In this paper, we present a constructive and proof-relevant development of graph theory, including the notion of maps, their faces, and maps of graphs embedded in the sphere, in homotopy type theory. This allows us to provide an elementary characterisation of planarity for locally directed finite and connected multigraphs that takes inspiration from topological graph theory, particularly from combinatorial embeddings of graphs into surfaces. A graph is planar if it has a map and an outer face with which any walk in the embedded graph is walk-homotopic to another. A result is that this type of planar maps forms a homotopy set for a graph. As a way to construct examples of planar graphs inductively, extensions of planar maps are introduced.

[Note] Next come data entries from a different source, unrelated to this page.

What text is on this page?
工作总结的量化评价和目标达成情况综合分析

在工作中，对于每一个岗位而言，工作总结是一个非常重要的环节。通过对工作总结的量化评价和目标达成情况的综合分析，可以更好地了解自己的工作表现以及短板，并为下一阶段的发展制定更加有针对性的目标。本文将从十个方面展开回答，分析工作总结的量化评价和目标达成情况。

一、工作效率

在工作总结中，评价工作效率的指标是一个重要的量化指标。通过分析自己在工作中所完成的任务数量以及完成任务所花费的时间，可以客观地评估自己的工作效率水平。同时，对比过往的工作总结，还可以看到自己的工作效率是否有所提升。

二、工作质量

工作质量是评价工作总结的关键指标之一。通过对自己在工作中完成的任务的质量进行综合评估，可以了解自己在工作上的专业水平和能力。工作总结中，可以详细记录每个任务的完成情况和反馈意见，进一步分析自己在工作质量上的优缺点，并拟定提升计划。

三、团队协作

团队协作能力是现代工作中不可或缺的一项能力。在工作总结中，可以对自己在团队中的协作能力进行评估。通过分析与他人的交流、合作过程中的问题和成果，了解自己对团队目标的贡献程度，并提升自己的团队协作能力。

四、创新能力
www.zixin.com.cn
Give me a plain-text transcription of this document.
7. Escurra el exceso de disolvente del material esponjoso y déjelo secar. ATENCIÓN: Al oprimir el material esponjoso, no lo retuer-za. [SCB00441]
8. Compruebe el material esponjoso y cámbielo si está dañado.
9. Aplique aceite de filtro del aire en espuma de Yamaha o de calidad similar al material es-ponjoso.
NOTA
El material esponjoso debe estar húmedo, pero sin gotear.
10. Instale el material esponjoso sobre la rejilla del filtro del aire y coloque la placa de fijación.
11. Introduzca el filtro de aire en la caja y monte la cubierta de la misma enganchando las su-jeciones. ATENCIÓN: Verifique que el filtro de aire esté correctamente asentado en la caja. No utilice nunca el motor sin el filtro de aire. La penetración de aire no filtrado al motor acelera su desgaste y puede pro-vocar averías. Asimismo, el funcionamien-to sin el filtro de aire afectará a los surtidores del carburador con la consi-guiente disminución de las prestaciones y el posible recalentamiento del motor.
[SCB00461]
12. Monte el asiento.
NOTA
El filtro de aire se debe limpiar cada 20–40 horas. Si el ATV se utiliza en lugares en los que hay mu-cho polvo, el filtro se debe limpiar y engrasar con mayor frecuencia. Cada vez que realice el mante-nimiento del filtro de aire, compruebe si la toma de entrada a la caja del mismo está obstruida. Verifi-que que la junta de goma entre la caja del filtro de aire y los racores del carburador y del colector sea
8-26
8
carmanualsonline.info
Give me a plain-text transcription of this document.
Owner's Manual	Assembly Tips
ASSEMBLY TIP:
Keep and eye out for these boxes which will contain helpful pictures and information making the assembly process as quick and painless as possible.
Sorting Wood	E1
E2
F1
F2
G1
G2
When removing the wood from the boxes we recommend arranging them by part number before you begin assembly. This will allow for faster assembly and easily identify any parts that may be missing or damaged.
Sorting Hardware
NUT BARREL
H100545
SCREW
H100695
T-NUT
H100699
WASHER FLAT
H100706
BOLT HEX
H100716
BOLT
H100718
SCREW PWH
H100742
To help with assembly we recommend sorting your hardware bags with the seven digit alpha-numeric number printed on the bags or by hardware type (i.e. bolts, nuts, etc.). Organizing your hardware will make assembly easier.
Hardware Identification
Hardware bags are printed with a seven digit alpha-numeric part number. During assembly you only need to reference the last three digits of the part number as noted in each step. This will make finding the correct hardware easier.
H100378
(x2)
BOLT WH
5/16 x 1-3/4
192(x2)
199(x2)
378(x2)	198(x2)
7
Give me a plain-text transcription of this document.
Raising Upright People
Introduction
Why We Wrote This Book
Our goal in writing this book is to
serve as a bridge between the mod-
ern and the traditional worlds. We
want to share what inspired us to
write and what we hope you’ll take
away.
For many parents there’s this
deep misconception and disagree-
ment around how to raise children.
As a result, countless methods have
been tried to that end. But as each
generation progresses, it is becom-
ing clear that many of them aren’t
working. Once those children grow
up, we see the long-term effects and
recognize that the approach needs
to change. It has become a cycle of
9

We formalise the essential parts of this work in the proof-assistant Agda with support for homotopy type theory.

翻译：在本文中,我们展示了图表理论的建设性和与证据相关的发展,包括地图概念、其面貌和嵌入球体的图形图示,以同质类型理论的形式。这使我们能够为本地定向定点和连接的多面图提供基本规划性特征,这些多面图谱的灵感来自地貌图理论,特别是将图形嵌入表面的组合嵌入图示。一个图如果有地图和外面,嵌入的图形中的任何行走都是行进式-热位图,则是一个平面图。其结果是,这种平面图形成一个同质图集。作为构建图形图示范例的一种方法,我们引入了平面图图图的扩展。我们在证据辅助者阿格达中将这项工作的基本部分正规化为证据辅助者阿格达(Agda) 支持同质式理论。